Jorge havia passado a
noite toda tossindo mais do que o normal, essa tosse chata já persistia por
mais de duas semanas, só que nesta última noite a tosse não deu trégua, e o
pobre coitado sequer conseguiu dormir. Mas sem plano de saúde, com muito
trabalho por fazer na obra, e com um patrão nada maleável, ele resolveu ir
remediando o problema, e remédio mesmo que é bom, nada.
Pela manhã ele deixou seus
três filhos com a vizinha - que também era sua tia-avó - e partiu com a esposa
Letícia para o posto médico mais perto do morro em que morava.
Jorge residia no pico do
morro, praticamente na última casa, se é que podemos chamar de casa um cômodo
dividido por cortinas, com apenas uma janela, telhas quebradas e esgoto
correndo bem na porta.
Apesar de o ditado popular
dizer que “pra descer todo santo ajuda”, até a descida da colina estava sendo
tortuosa para o cansado Jorge. A cada dez degraus de escada, vinha uma tosse.
Quando finalmente chegou ao asfalto, as tosses diminuíram, mas ele ainda se
sentia muito fraco, e sequer pôde repousar sentado no ônibus, já que o mesmo
estava completamente lotado às oito da manhã. Algumas pessoas até repararam que
ele estava muito mal, mas na dúvida, preferiram permanecer sentadas.
Quando finalmente chegou
ao posto médico com sua esposa, um milagre aconteceu logo de cara: o local
estava vazio! Jorge chegou até a se animar, afinal de contas, aquele lugar
vivia mais lotado que banco em dia de pagamento, e isso também era um fator que
sempre lhe desencorajava a procurar um médico.
Ao se apresentar na
enfermaria para fazer a ficha, a enfermeira foi logo perguntando os dados:
- Nome?
- Jorge Domingues da
Silva.
- Idade?
- Vinte e sete.
- Cor?
- Moreno.
- Não, meu querido.
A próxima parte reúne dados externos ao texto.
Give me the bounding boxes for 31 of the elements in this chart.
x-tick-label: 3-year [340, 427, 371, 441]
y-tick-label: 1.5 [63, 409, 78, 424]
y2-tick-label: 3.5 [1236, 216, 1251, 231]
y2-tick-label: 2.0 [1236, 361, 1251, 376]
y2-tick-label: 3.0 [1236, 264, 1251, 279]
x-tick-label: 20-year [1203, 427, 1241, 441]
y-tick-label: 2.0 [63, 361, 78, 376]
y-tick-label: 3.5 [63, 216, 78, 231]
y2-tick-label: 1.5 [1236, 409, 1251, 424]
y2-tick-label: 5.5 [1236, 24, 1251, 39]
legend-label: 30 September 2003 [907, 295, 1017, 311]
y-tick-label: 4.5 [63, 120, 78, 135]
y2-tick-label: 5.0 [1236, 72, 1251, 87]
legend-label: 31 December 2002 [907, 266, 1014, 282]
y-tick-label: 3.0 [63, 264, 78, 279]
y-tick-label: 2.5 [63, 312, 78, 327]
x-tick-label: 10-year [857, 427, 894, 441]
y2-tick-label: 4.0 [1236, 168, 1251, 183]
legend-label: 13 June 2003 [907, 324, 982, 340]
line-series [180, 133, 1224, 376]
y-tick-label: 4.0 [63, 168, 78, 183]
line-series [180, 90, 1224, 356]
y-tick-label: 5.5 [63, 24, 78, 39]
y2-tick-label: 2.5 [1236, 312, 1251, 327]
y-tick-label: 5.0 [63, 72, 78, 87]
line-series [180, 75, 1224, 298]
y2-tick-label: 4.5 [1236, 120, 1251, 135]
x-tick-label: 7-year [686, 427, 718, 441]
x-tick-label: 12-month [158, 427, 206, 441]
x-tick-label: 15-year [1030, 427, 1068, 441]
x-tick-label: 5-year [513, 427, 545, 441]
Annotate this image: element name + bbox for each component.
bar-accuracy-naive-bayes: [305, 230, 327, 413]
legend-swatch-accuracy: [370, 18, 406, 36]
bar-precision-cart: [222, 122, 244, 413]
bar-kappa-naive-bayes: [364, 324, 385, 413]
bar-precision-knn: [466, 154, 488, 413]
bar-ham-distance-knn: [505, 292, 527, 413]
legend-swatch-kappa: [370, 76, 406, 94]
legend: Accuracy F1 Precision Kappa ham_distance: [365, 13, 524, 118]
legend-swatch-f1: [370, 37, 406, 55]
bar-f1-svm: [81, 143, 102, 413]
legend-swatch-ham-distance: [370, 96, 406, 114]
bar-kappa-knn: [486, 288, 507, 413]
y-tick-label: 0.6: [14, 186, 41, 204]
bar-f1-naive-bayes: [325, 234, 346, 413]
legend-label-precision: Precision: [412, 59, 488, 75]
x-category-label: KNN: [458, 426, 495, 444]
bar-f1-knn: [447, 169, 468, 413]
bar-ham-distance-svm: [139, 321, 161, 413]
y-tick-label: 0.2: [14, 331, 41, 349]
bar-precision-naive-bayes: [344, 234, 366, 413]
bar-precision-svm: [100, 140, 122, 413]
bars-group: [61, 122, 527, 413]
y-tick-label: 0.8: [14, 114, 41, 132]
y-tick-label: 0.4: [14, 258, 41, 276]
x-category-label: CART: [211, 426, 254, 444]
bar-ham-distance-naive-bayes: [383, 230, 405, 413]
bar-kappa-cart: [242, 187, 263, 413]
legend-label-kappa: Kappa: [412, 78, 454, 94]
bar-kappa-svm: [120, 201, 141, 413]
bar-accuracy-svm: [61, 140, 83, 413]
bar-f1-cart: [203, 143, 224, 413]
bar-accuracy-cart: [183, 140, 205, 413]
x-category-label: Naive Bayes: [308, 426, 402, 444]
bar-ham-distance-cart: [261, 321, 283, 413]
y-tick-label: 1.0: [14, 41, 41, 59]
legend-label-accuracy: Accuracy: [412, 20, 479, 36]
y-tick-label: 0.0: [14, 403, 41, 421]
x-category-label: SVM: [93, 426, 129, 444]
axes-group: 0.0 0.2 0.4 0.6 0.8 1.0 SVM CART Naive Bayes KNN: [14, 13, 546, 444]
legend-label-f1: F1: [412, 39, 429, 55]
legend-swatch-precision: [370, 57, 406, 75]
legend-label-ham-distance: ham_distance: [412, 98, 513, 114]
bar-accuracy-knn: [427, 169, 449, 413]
No
Brasil você só pode se declarar dentro de cinco cores, que são branco, pardo,
negro, amarelo e índio.
- Então bota amarelo. – respondeu
o enfático Jorge.
Nesse momento, a
enfermeira que atendia Jorge, uma loira – dessas de pentelho preto – olhou para
a outra enfermeira que estava sentada ao seu lado, e ambas fizeram aquela cara
de “esse negão está de sacanagem”. A loira respirou fundo, olhou bem para a
face do Jorge e disse:
- Você é japonês por
acaso, pra se declarar amarelo?
Jorge olhou para sua
esposa e riu, mas foi um riso de pessoa sem graça, que não tem o que fazer e
acaba rindo para não ficar ainda mais sem jeito.
- Então é pardo, né. –
disse Jorge, mais perguntando do que afirmando.
A enfermeira então marcou
pardo na ficha, mesmo a contragosto, até porque Jorge era um negro de 1,90m de
altura, a cor da sua pele era a mais escura possível, então o termo pardo soava
como um grande eufemismo para todos que ali estavam. Mas como a enfermeira
loira parecia estar com pressa, ela não quis se alongar nessas questões, até
porque percebeu que seria em vão. E assim ela continuou com a ficha:
- Você faz uso de algum
tipo de droga lícita ou ilícita?
Depois de dar uma pausa,
Jorge respondeu:
- Sim, fumo maconha.
Nesse momento, a esposa
Letícia fez cara feia e deu uma cutucada nele, mas foi logo advertida.
- Ué, mulher, tem que
falar, a moça perguntou.
- Pois é, tem que falar
mesmo, pois tem remédio que não pode fazer associação, se o paciente não falar
e tomar o medicamente errado, pode até morrer. – disse a enfermeira loira,
fazendo caras e bocas para a esposa de Jorge.
Por fim, a ficha foi
preenchida e as enfermeiras pediram para que o paciente aguardasse, pois logo seria
chamado.
Enquanto de um lado Jorge
cochichava sobre as enfermeiras com a esposa, de outro lado as enfermeiras
cochichavam sobre Jorge.
Ao ser chamado no
consultório, Jorge foi fitado da cabeça aos pés pelas enfermeiras; sua esposa
fez cara de nojo, mas Jorge nem viu nada, estava focado, queria apenas ser
atendido e ser curado daquela tosse infernal.
Depois de sair do
consultório ele foi encaminhado até a radiografia, a pneumologista havia pedido
uma chapa do tórax.
Horas depois, a mesma
enfermeira que havia atendido Jorge pela manhã chegou com a radiografia dele
nas mãos, mostrou para a colega e disse:
- Olha amiga, coitado do
negro moreno, está com tuberculose.
- Ih, não vai mais poder
fumar maconha – completou a amiga.
Após pegar o resultado e ganhar uma sacola cheia de
antibióticos, Jorge foi embora desolado. Não poderia trabalhar tão cedo, não
poderia fumar sua maconha pelo menos por seis meses, porém, ao chegar à porta
de casa teria que ser recebido pelo esgoto que já era praticamente da família;
e olha que a doutora pediu para que ele mantivesse uma boa higiene. Pobre
Jorge.
Bruno Rico.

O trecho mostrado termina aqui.